É por isso que considero de extrema importância a leitura dos grandes nomes, não somente da poesia, mas também das outras formas de artes que expressam os sentimentos humanos como música, romances, pinturas etc. porque tenho certeza que isso irá enriquecer sua obra e você, como o poeta que se denomina, irá se deleitar nesta atividade. Deixo aqui, minha humilde sugestão para que você comece por Carlos Drummnond de Andrade. Ficarei muito grato se, ao se deliciar com um de seus poemas, você se lembrar que foi minha a sugestão.
Lembro de você me dizer também que adora viver no “mundo da lua” e que passa o tempo todo pensando e usando o seu celular para anotar estes pensamentos. Tenho outra sugestão para lhe dar com relação a isso pois, este fato me lembrou um desenho animado que eu costumava apreciar na minha nem assim tão remota infância. Creio que você nem vá se lembrar pois acredito que tenha se dedicado a outros entretenimentos na sua infância, ainda mais breve que a minha.
Trata-se da história do pequeno príncipe, um menino adorável que habitava sozinho um planeta vizinho ao nosso e que, por vezes, pegava carona na calda de um cometa e vinha nos visitar. Durante estas visitas, ele aprendia muito sobre nós e deixava também suas preciosas lições para que nos tornássemos melhores a cada dia. Pois bem, espero que você aprenda com este pequeno ser e, sempre que possível, pegue carona com o primeiro cometa que passar e venha nos fazer uma visita. Quanto às anotações no celular, creio que você poderá se dedicar menos a elas e talvez assim, captar aqueles preciosos momentos que nos inspiram e nos levam a sentir toda a plenitude da nossa maravilhosa existência como humanos. Digo isso porque acredito que para um poeta, mais importante que escrever, é sentir...e nós sabemos bem que nenhum sentimento pode ser traduzido em palavras com real precisão. A poesia também tem seus limites.
Espero que entenda, com carinho, as críticas que lhe faço e perceba que minha intenção é, sobretudo, de enriquecer sua obra.

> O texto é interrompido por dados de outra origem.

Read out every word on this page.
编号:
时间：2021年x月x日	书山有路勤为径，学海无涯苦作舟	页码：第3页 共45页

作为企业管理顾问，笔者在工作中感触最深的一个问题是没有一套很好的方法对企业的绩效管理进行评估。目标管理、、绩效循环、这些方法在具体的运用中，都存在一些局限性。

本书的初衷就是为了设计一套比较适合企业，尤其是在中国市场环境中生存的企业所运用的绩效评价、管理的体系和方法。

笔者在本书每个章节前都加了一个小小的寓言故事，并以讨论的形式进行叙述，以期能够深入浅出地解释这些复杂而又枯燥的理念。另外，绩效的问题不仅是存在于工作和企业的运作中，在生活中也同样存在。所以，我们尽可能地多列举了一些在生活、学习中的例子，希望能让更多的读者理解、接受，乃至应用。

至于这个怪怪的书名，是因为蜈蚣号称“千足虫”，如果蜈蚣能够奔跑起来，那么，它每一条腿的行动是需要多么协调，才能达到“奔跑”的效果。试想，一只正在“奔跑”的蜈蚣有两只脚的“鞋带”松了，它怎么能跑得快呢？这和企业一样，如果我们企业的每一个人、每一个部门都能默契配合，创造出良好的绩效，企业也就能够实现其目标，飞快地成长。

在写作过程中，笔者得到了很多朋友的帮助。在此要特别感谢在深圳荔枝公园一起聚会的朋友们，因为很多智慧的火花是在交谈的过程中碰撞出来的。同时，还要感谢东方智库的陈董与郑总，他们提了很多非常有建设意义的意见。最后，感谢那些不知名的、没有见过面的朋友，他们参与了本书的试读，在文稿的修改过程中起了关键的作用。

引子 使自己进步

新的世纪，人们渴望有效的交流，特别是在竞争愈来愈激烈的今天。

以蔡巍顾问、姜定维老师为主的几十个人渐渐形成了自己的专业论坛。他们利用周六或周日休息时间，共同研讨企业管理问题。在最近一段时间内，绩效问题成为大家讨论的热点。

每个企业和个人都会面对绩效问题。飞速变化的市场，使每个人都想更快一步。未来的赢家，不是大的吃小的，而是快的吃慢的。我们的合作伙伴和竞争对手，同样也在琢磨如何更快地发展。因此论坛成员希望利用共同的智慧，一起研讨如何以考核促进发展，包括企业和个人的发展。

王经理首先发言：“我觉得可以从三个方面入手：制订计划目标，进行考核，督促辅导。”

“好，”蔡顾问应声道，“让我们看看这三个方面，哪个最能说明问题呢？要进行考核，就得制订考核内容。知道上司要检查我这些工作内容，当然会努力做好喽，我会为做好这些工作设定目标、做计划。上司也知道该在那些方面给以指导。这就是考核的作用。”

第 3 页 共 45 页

Confesso aqui que nossos breves encontros me marcaram e eu desejo sinceramente que eles também tenham te marcado. Não me refiro aqui às marcas de mordidas que você me mostrou no seu corpo, fruto de uma tentativa de assalto ou seja lá o que for. Lamento que este desafortunado encontro que você teve com este michê tenha lhe custado a bicicleta e, graças a sua corajosa reação, não veio a lhe custar também o celular. Não se preocupe porque estas marcas de mordida sumirão. Já as marcas a que antes me referia, estas ficarão. Devo também aqui lhe agradecer por elas, pois tenho certeza que me ajudarão a me tornar uma pessoa melhor.
Espero que você consiga outra bicicleta em breve e que tenha mais sucesso nos seus próximos passeios.
Também me lembro que você me contou este caso no dia em que eu estava lhe levando até sua casa e me recordo que você ficou extremamente abalado ao ver esta criatura. Confesso que neste dia, também cheguei a odiá-lo, mesmo sem conhecê-lo, porque percebi que ele tinha lhe causado tanto mal. Mas também devo lhe confessar que, ao pensar neste assunto hoje, fico muito feliz....sei que naquele dia você também ficou pois eu estava do seu lado.
Me despeço aqui, reafirmando que continuo esperando a sua obra para que eu também possa apreciá-la e aprender com ela...assim com eu aprendi com você. E, caso queira uma análise crítica sobre o seu trabalho, terei o maior prazer em fazê-la, com a mesma sinceridade que sempre despendi a sua pessoa.
Peço para que faça isso, de preferência, antes de publicá-la porque gostaria de ver nela, algo que você tenha aprendido comigo. Mas não tenha pressa...ficarei esperando o momento em que você se julgará preparado. Não sei por quanto tempo estarei em sua cidade, por isso lhe escrevo do meu email pessoal. Com ele você poderá me encontrar, independente do dia e do lugar onde eu estiver, e quando o seu email chegar, prometo dedicar uma excelente hora do dia para apreciá-lo e ficarei muito honrado em poder dizer aos meus amigos que conheci pessoalmente o autor de tal obra de arte.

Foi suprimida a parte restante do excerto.